Kathy Goodwin writes, "I just turned 65. I don't feel older, but it feels like some kind of milestone. I want to travel but have no plans yet except to attend my daughter and son-in-law's joint 40th birthday in Denmark. I would like to return to Tassajara as a work study student in the summer season, to visit my aunt and cousins in LA who I haven't seen for more than 40 years, to walk in Ireland, Scotland and/or England, to see Angkor Wat and Yellowstone, and to canoe part of a river.

Xianyang Carl Jerome studied under Zenshin Philip Whalen Roshi at the Hartford Street Zen Center in San Francisco and is now a student of Master Ji Ru of the Mid-America Buddhist Association in Chicago. He teaches at the North Shore Meditation and Dharma Center in Highland Park, IL. He is a friend of Kim Mosley.

Kosho McCall has shared with us “Encouraging Words for the Path” from his Tanto’s talk late at night in sesshin. Kosho practiced at San Francisco Zen Center for 20 years. He trained for 12 of those years at Tassajara Zen Mountain monastery where he became Head of Monastic Practice. Kosho received Dharma Transmission (authorization to teach) from Zenkei Hartman Roshi in 2003 and became Teacher at Austin Zen Center in May of 2009.

Tyler MacNiven’s video, Kintaro Walks Japan, which tells the story of his walking trip from one tip of Japan to the other, was recommended by former AZC resident, Koji Shinjaku.

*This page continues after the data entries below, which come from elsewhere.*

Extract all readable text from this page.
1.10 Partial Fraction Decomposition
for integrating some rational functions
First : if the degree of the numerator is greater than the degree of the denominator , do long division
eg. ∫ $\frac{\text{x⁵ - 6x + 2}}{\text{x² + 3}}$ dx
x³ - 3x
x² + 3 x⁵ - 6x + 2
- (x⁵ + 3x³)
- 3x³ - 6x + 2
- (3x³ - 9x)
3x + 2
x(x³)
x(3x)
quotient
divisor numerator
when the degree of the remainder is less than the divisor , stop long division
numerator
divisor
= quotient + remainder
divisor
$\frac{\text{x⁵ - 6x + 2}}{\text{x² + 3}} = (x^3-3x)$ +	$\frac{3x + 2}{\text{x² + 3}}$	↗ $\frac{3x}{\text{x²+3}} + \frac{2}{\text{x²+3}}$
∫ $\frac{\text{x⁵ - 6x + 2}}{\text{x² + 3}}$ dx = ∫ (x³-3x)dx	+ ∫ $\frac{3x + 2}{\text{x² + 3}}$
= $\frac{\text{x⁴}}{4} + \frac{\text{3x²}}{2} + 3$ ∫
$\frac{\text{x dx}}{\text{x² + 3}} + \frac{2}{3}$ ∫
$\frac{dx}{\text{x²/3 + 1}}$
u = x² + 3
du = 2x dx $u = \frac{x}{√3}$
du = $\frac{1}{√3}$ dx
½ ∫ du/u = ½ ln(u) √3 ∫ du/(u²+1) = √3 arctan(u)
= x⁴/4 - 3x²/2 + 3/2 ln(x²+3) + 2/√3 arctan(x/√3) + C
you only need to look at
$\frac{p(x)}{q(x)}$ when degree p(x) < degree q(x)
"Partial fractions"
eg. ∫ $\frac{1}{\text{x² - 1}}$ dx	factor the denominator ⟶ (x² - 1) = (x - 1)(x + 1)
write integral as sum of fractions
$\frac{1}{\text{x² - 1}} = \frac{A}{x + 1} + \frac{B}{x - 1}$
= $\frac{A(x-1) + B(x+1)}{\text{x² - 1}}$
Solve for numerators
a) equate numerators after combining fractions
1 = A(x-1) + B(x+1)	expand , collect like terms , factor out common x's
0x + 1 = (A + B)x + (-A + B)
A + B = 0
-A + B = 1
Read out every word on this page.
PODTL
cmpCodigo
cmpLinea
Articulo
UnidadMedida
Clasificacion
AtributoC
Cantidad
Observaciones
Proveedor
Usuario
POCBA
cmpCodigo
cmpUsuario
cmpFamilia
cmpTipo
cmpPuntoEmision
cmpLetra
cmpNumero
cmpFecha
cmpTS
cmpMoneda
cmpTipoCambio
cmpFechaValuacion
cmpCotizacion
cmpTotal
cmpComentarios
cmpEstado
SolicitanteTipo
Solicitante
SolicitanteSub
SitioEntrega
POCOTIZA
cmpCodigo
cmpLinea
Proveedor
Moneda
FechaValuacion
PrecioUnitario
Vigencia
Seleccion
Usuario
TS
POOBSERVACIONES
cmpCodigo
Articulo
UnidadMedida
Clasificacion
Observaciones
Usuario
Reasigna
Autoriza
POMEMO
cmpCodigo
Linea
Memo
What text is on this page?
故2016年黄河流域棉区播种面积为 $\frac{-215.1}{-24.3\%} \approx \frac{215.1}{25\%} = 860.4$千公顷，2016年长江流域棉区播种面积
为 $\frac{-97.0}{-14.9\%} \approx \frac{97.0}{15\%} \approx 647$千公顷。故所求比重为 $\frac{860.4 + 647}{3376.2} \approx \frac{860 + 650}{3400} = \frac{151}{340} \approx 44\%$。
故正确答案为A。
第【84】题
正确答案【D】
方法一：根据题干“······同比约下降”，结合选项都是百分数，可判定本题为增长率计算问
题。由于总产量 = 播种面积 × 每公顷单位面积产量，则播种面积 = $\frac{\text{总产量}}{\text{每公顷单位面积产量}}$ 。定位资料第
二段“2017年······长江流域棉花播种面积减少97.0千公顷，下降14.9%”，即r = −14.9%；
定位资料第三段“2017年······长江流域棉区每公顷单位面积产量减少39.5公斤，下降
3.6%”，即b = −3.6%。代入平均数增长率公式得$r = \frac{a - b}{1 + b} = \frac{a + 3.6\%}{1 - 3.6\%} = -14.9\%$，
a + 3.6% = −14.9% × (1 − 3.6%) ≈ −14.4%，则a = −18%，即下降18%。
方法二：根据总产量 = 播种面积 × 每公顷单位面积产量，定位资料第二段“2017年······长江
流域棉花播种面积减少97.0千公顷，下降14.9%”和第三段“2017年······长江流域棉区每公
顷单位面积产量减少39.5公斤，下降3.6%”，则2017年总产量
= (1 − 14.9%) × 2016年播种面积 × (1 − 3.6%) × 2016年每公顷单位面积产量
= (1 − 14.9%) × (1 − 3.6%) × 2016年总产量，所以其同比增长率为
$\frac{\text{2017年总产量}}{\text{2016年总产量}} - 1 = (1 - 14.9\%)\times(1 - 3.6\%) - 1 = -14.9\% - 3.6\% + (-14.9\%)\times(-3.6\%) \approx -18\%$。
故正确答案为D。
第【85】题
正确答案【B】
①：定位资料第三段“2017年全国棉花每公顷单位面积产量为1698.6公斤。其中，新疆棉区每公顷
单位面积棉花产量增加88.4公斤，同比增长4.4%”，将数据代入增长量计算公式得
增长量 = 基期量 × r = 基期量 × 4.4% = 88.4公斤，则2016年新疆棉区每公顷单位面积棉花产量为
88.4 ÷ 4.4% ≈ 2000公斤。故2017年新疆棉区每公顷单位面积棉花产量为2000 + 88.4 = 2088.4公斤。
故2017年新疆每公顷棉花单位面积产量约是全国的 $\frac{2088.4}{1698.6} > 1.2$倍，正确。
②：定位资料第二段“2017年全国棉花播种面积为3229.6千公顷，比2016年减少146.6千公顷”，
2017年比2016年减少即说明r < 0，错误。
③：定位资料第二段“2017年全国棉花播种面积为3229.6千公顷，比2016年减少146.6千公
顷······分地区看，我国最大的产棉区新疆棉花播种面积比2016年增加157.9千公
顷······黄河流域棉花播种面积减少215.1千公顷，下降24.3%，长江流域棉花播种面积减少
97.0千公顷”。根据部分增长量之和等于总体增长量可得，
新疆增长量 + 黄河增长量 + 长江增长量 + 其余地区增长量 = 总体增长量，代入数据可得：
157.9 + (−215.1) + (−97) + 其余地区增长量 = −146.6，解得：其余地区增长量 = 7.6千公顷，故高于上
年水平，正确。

Kim Mosley, a co-editor of Just This, was born in Chicago in 1946. He taught at School of the Art Institute of Chicago, Bradley University, Southern Methodist University, Lindenwood University and St. Louis Community College (where he was also Dean of Liberal Arts). His work is in collections including the Art Institute of Chicago, the Dallas Museum of Fine Arts, and the Center for Creative Photography in Tucson. His blog, Diaristic Notations, has over 1300 posts of writing and art.

Sarah Webb, a co-editor for Just This, is an English professor retired from the University of Science and Arts of Oklahoma, where she is the editor of poetry and fiction for the interdisciplinary magazine, Crosstimbers. Her teacher is Albert Low of the Montreal Zen Centre. She spends her winters tutoring ESL and writing and her summers traveling the West in her van.

Nancy Webber’s photo of the Buddha in the garden reflects her involvement in making the grounds at AZC an inspiring part of practice at the Center. To this task she brought her experience as a landscape designer and interest in a Texas regional interpretation of the zen garden. Nancy volunteers with central Texas environmental causes and is restoring a 60 acre tract of tall grass prairie in southern Milam County where she hopes to live some day in community with other zen practitioners.

Pat Yingst, who wrote of stepping off a 100-foot pole in this issue, began doing Zen meditation in 1988 and has been a member of Austin Zen Center since its inception. She has seven years experience teaching meditation in prisons and is active in the Austin intra-Buddhist prison volunteer organization, Inside Meditation. She served as co-editor for the first five years of Just This. She is partially retired from BMC Software Company, where she still works three days a week as a software developer.